[給与計算業務の改善]情報と書類の統一による効率化

 先日より不定期連載している[給与計算業務の改善]シリーズですが、本日は管理書類の整備による業務改善の手法について取り上げることとします。



【質問】
 当社では、高校生以下の子女(所得税法上の扶養親族に限る)を扶養する社員に対し、毎月10,000円の家族手当を支給しています。給与計算を行う際に、しばしばこの家族手当の支給漏れが発生しており、翌月の調整で対応しています。ミスの傾向を分析したところ、特に子女出生の際の手続が漏れることが多いようです。支給漏れをなくすためには何から取り組めば良いのでしょうか?ちなみに現在の手続は、社員本人が「手当変更連絡表」を上長へ申請することで家族手当の変更を行なっています。


【回答】
 まずは、子女が出生した際に必要な手続を整理してみることにしましょう。

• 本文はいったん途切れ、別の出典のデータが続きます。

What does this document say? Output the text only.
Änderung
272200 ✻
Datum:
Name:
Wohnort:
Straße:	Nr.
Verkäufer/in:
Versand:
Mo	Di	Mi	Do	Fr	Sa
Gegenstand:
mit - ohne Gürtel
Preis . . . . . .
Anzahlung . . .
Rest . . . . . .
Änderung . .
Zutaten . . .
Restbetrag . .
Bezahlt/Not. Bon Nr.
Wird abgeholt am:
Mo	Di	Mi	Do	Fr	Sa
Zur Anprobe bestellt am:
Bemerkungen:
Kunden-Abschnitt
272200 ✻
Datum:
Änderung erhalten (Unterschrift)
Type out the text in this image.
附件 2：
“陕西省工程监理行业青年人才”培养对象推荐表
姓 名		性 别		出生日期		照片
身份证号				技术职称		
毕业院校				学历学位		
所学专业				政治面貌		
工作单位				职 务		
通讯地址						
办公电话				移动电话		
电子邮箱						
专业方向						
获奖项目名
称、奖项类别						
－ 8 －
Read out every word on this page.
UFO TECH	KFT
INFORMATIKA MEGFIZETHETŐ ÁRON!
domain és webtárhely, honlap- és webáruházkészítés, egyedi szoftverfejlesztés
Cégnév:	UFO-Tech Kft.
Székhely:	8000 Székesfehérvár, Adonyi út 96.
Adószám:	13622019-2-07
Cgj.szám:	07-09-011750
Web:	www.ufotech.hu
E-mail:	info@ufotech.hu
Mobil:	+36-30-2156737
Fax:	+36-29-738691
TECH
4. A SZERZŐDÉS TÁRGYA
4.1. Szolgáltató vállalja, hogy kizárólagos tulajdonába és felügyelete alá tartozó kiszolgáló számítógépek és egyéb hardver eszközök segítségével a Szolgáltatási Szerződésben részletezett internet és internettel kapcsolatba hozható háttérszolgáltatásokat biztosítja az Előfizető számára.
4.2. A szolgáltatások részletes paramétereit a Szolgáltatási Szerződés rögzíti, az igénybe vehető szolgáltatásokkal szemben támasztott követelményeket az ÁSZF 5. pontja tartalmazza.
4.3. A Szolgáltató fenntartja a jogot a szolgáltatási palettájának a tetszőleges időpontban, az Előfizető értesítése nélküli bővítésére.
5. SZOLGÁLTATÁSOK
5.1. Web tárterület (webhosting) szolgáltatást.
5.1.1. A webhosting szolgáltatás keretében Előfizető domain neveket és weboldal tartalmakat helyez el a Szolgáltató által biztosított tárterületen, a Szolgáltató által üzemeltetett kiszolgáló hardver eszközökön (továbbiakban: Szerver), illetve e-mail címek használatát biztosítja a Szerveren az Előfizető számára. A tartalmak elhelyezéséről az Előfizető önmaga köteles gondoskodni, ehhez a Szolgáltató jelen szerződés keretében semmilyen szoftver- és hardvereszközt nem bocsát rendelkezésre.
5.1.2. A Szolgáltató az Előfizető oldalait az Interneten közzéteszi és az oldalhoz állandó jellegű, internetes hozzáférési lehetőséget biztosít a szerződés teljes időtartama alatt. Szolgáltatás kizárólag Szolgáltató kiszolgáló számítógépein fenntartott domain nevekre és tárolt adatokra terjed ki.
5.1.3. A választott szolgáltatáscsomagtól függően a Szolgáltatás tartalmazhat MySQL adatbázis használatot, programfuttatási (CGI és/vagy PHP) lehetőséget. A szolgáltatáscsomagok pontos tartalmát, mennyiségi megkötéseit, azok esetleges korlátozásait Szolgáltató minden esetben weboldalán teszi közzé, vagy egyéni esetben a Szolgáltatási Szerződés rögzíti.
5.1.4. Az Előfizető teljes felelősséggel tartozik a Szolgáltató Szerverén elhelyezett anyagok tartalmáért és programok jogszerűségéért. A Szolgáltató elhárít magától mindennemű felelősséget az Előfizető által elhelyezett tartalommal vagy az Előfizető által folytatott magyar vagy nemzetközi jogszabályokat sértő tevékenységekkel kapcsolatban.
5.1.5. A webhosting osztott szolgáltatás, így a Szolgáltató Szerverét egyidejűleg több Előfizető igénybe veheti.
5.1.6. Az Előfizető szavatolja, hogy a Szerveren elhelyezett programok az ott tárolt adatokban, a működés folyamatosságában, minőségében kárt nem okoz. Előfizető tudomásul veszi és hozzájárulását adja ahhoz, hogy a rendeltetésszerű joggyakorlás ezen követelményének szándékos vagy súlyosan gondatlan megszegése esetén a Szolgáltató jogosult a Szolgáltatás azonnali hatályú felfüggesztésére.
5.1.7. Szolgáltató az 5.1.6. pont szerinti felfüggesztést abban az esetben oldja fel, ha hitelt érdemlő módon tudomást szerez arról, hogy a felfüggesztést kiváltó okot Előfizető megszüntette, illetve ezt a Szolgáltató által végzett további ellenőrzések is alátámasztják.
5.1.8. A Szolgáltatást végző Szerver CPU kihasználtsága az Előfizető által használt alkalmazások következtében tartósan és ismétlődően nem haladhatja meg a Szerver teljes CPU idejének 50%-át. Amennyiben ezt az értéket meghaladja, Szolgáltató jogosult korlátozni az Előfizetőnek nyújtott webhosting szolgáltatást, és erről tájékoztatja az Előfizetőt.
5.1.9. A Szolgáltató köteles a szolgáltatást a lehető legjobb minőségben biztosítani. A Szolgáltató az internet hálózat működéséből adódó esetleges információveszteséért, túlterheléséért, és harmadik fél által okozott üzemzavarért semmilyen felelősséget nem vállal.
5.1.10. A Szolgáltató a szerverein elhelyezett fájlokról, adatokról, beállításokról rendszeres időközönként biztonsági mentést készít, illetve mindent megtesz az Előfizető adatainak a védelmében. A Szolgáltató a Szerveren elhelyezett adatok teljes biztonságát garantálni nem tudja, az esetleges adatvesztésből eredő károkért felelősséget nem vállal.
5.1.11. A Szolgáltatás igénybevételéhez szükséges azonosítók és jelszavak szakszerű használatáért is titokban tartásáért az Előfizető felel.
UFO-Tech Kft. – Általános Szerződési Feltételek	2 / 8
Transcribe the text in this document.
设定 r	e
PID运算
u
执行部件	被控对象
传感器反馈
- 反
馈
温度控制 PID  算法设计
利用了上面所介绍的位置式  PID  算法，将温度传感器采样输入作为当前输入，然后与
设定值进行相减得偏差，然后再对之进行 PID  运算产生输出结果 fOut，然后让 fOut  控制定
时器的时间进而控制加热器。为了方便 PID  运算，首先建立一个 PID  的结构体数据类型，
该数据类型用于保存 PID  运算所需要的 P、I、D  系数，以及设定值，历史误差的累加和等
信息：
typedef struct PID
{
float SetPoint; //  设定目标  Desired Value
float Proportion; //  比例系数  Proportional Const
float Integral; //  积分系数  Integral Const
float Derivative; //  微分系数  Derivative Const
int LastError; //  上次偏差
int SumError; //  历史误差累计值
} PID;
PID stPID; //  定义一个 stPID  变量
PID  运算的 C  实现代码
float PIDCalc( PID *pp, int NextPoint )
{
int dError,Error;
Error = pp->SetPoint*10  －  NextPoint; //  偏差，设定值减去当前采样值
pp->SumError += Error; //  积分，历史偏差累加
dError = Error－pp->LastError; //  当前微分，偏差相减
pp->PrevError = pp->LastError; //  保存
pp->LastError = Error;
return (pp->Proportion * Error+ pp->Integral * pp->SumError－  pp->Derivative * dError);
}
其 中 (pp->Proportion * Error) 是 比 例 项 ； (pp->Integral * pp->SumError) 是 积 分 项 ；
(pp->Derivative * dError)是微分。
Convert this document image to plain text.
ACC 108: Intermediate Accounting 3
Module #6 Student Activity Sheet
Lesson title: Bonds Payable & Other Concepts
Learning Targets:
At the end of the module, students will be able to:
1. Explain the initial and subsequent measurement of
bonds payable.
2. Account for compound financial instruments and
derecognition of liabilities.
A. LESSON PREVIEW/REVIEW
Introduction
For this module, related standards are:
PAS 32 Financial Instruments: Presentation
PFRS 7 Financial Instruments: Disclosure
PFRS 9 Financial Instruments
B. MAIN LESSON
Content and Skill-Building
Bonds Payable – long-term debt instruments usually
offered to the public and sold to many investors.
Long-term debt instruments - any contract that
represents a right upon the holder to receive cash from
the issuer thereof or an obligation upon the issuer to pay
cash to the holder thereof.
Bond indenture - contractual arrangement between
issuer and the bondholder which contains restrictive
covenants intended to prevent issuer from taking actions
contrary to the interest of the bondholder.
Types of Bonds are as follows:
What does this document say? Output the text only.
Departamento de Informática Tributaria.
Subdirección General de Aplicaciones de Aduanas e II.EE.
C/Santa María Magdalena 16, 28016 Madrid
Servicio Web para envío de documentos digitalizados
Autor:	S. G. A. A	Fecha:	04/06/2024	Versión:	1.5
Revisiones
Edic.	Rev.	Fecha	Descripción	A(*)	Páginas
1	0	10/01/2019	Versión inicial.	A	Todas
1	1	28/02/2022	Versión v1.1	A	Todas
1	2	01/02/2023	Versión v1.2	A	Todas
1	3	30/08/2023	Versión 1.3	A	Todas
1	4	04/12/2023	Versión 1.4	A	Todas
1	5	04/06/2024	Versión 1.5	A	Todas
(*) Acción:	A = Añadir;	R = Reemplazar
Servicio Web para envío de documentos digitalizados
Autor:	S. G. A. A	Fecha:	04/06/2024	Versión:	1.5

一般的には子女出生前後に発生する会社の手続としては以下のようなものがあります。
■所得税法
 所得税法上の扶養親族等の増加
■健康保険法
 出産育児一時金の請求
 出産手当金の請求
 被扶養者(異動)届の提出
■給与・手当金関係
 家族手当の変更
 慶弔見舞金の支給
■その他の手続
 産前産後休暇の手続
 特別休暇の手続


 このように子女の出生という一つのイベントだけでもこれだけの手続が求められます。これらの手続きを漏れなく、円滑に行うためには事前に提出書類を本人に渡し、説明をしておくことがポイントとなります。また今回の場合、家族手当の支給条件に合致するのは、「所得税法上の扶養親族等の増加」に該当する場合であるため、「提出時家族手当変更必要」というゴム判を作成し、扶養控除等(異動)届に事前に赤インクで押印しておくといった工夫も考えられるでしょう。可能な限り書類を統一し、一枚の書式に情報を集約し、管理することが望まれます。


[まとめ]
 ひとつの事柄に関し、複数の書類を提出しなければならないというのは、社員に大きな負担を掛け、結果的にその提出が滞る原因となります。官公署に提出する法定様式はやむを得ませんが、社内で調整が可能な内容については、関係部署が集まりまとめることが必要になります。また、その際には、個人情報の取扱いに注意し、また社内での書類の取り扱いルール(承認・決裁・保管など)も併せて検討しておくことが重要です。